VOL. 128 | NO. 146 | Monday, July 29, 2013
2014 County Commission Candidates Mapping Strategy
By Bill Dries
A map may be one of the most valuable tools of the coming campaign season for the Shelby County Commission.
Two contenders in the 2014 commission races and elections kicked off a joint fundraiser in East Memphis last week with campaign handouts that included a map of the districts they are each running in.
Reginald Milton is running in the May 6 Democratic primary for commission District 10 and Van Turner is running in the Democratic primary for District 12. The general election is Aug. 7, 2014.
“It picks up at Hickory Hill Road and Winchester and goes out to Winchester and Hacks Cross,” said Turner, as he opened his remarks to the group of around 100 at Owen Brennan’s restaurant.
In the 2006 commission elections, eight of the 13 members were elected to their first term. Much of the turnover was the results of term limits of two consecutive terms for those on the commission.
Eight years later, six of the 13 commissioners are term limited, promising another turnover on the legislative body whose ideological and party divide has become more pronounced in those eight years.
But it won’t be a turnover like that seen in the 2006 elections. There are other factors at play.
Everyone, incumbent and challenger and those campaigning for open seats, is running in new districts.
With the 2010 census as its guide, the commission district boundaries have been redrawn with commissioners redistributed among them for the 2014 elections.
The commission currently has five districts, four of which are represented by three members each. And the fifth district is smaller with a single representative.
For the 2014 elections and new term of office that begins Sept. 1 that changes to a commission with 13 single-member districts.
Milton is executive director of the South Memphis Alliance, a nonprofit organization for foster children and foster care that is part of an effort to revitalize the Soulsville neighborhood in South Memphis.
“I don’t wear a suit all the time. I’m a community organizer and I do it from the ground level,” he told those at the fundraiser as he cited political advice from his father. “He said don’t waste your time with people who promise what they are going to do for you. … Ask yourself what has this person been doing. What have they been providing? Where is their commitment?”
Turner is an attorney and former chairman of the Shelby County Democratic Party.
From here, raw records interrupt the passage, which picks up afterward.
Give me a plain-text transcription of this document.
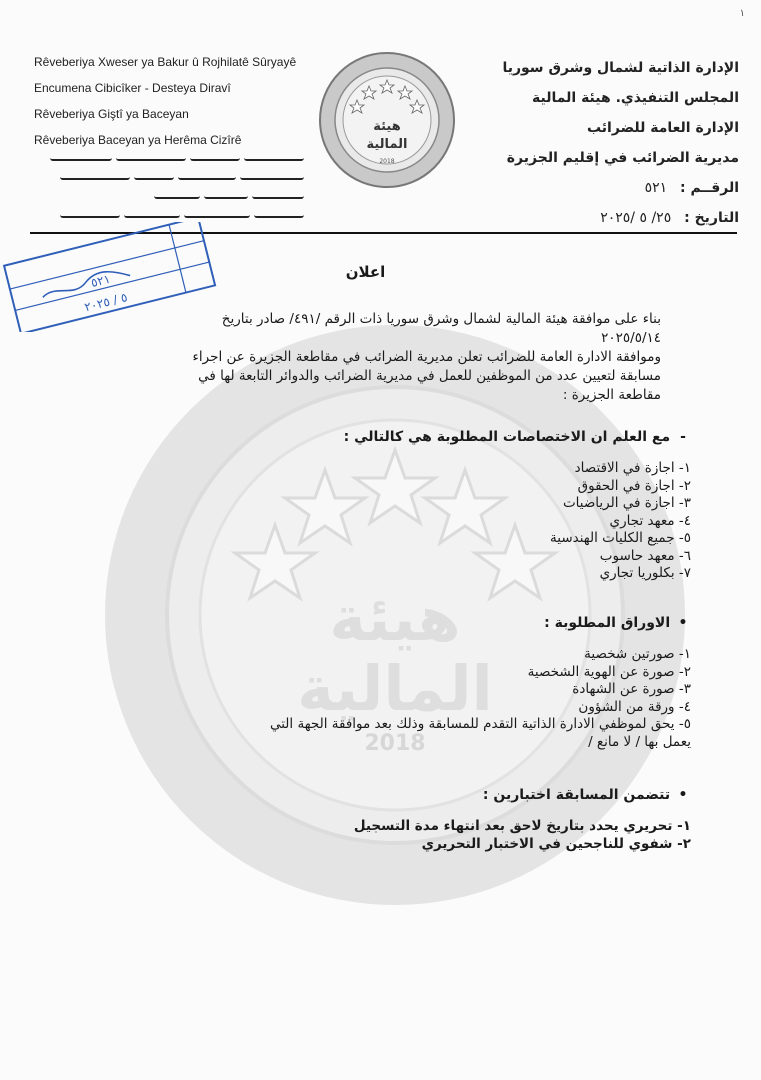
١
Rêveberiya Xweser ya Bakur û Rojhilatê Sûryayê
Encumena Cibicîker - Desteya Diravî
Rêveberiya Giştî ya Baceyan
Rêveberiya Baceyan ya Herêma Cizîrê
هيئة
المالية
2018
الإدارة الذاتية لشمال وشرق سوريا
المجلس التنفيذي. هيئة المالية
الإدارة العامة للضرائب
مديرية الضرائب في إقليم الجزيرة
الرقــم : ٥٢١
التاريخ : ٢٥/ ٥ /٢٠٢٥
٥٢١
٥ / ٢٠٢٥
هيئة
المالية
2018
اعلان

بناء على موافقة هيئة المالية لشمال وشرق سوريا ذات الرقم /٤٩١/ صادر بتاريخ

٢٠٢٥/٥/١٤

وموافقة الادارة العامة للضرائب تعلن مديرية الضرائب في مقاطعة الجزيرة عن اجراء

مسابقة لتعيين عدد من الموظفين للعمل في مديرية الضرائب والدوائر التابعة لها في

مقاطعة الجزيرة :

- مع العلم ان الاختصاصات المطلوبة هي كالتالي :
١- اجازة في الاقتصاد
٢- اجازة في الحقوق
٣- اجازة في الرياضيات
٤- معهد تجاري
٥- جميع الكليات الهندسية
٦- معهد حاسوب
٧- بكلوريا تجاري
• الاوراق المطلوبة :
١- صورتين شخصية
٢- صورة عن الهوية الشخصية
٣- صورة عن الشهادة
٤- ورقة من الشؤون
٥- يحق لموظفي الادارة الذاتية التقدم للمسابقة وذلك بعد موافقة الجهة التي
يعمل بها / لا مانع /
• تتضمن المسابقة اختبارين :
١- تحريري يحدد بتاريخ لاحق بعد انتهاء مدة التسجيل
٢- شفوي للناجحين في الاختبار التحريري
He is also former president of the Ben F. Jones chapter of the National Bar Association.
After four years as local party chairman, Turner is familiar with the promise and challenge county elections hold for Memphis Democrats.
Democrats have majority status in the overall count of eligible voters countywide, keeping in mind that voters in Tennessee do not register by party and partisan primaries are “open” – meaning voters choose what primary to vote in at the polling place.
But the Democratic majority that leaders of both parties acknowledge depends on voter turnout and general election votes are affected by the ability of crossover candidates carrying the banner of both parties.
Local Democrats banked heavily on the majority status in the 2010 countywide elections and lost every countywide general election race to Republican candidates. The party retained the seven-vote majority on the Shelby County Commission.
Democrats made up some ground in 2012 with incumbent contenders winning two of the three countywide general election races on the smaller county ballot that year.
Democratic state Rep. G.A. Hardaway said city and county government suffer from “a deficit of leadership.” His comments were an indication that the ability to win a low turnout primary next May shouldn’t be enough to represent the party in the general election.
“You get the government, you get the leadership you deserve. You get what you vote for,” he told those at the fundraiser. “At some point, we’ve got to start looking at character, looking at leadership qualities.”
Milton and Turner each cited recent commission decisions on funding for local public schools as a key issue for commission candidates. Milton also said it is important to build a voting block on the commission on such vital issues, which was the reason behind the joint fundraiser.
“You can elect one person,” he said. “But it takes six more to help you pass anything. And you need more than one person.”
Meanwhile, Republican Commissioner Terry Roland was to kick off his re-election campaign with a Saturday, July 27, pancake breakfast fundraiser to be held at Richland Associate Reformed Presbyterian Church.